Сергей. Маринка говорит о ранних наших романах «Привратник» и «Шрам», и признаюсь, мне с самого начала было неинтересно жить в мире наших героев. С моей точки зрения, когда речь идет о жизни человека, об исследовании его души, потаенных желаниях, то жанр, будь то триллер, фантастика или фэнтези, особой роли не играет. Одни и те же методы, одни и те же задачи, и то, о чем говорит Маринка, – магия, мечи и прочее – это всего лишь прием, который позволяет более живо, а иногда и более парадоксально исследовать эту самую жизнь и душу человека, ставить его в пограничные ситуации, когда он, сталкиваясь с проблемой выбора, должен высекать из себя, как искру из кремня, что-то такое, сидящее у него глубоко внутри, открывать потаенные закрома души. Марина. Мы с Сережей сколько времени пишем, столько и сражаемся. Мне приходится отвоевывать у него каждого мага. Он их почему-то с самого начала органически невзлюбил. Я его понимаю, существует большая группа людей, которые считают, что если в книге появляется маг или дракон, то это низкопробное чтиво. Сам-то Сережа так не думает. Но на раннем этапе нашей совместной творческой деятельности каждого волшебника приходилось с великим трудом отвоевывать у соавтора.

(Слово (М.). – 2002. – №32.)

Первые рецензенты «Привратника» были удивлены главным образом тем, как авторам удалось, используя затертые образы и ситуации, создать нечто вполне оригинальное – в рамках принятой ими жанровой системы, разумеется. «Классическая фэнтези», в которой «всё не так».

Это не парадокс: жанр не только сковывает, но и дает относительную свободу действий – хотя бы в том смысле, что ты знаешь, какие возможности существуют и в какую сторону не нужно идти. «Набор», если еще раз вспомнить свиридовскую метафору, позволил Дяченко выбрать из него необходимое и сыграть свою игру.

Игра своя – но жанр навязывает свои правила и ходы.

Дяченко столько раз говорили о влиянии, которое на них оказали Толкин и Ле Гуин, что было бы странным его не обнаружить, тем более в их дебютном романе. О Профессоре – чуть позже, а вот что касается Ле Гуин... Года за полтора-два до «Привратника» по-русски был издан четвертый роман о «Земноморье» – «Техану». Прочитав трилогию Дяченко «Скитальцы», первой частью которой и является «Привратник», я был убежден, что именно «Техану» вдохновила киевских писателей.

Есть дверь меж мирами,
В нее мы уходим,
Навек расставаясь.
Но есть существа,
Что приходят обратно...
Среди них старейший –
Привратник Сегой.

(Пер.

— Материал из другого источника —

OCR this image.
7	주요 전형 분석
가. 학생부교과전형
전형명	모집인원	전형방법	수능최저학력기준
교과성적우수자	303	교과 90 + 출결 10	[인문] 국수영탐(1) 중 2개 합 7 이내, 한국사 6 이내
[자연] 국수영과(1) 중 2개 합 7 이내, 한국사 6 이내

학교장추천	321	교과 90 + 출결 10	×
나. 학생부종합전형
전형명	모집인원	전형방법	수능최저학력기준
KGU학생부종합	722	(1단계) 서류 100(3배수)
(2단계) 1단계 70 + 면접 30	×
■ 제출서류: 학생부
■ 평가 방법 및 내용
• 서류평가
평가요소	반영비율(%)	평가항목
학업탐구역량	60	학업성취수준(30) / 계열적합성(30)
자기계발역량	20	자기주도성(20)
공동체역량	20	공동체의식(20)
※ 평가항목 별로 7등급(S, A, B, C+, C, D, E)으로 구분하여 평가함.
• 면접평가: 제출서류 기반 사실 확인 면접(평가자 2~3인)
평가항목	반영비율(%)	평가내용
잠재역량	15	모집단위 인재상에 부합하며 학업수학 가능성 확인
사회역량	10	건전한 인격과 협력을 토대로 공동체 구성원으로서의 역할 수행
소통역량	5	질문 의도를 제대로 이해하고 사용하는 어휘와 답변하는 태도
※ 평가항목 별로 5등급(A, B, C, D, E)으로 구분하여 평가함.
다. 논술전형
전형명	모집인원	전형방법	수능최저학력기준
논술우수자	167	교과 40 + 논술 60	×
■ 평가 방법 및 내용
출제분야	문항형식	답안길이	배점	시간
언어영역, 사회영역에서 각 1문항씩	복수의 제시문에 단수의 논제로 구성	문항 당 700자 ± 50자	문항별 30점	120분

И.Тогоевой. В оригинале: «What we know is the doorway between them / that we enter departing. / Among all beings ever returning, / the eldest, the Doorkeeper, Segoy...»)

Правда, в сюжет эти образы не развернуты.

А еще в том же романе Ле Гуин появляется и «маг, который не маг» – Гед-Ястреб, утративший свою волшебную силу...

Так вот, «Техану» Дяченко в то время не читали.

И еще:

«...несколько лет он простоял, превращенный в вешалку. («Amber» помните? Кого там в Замке Четырех Миров превратили в тот же предмет обстановки?)»

– ехидный вопрос Перумова (из процитированной рецензии).

Кого именно превратили, не скажу, потому что до седьмого тома «Амбера» я так и не добрался; Дяченко, как выяснилось, тоже.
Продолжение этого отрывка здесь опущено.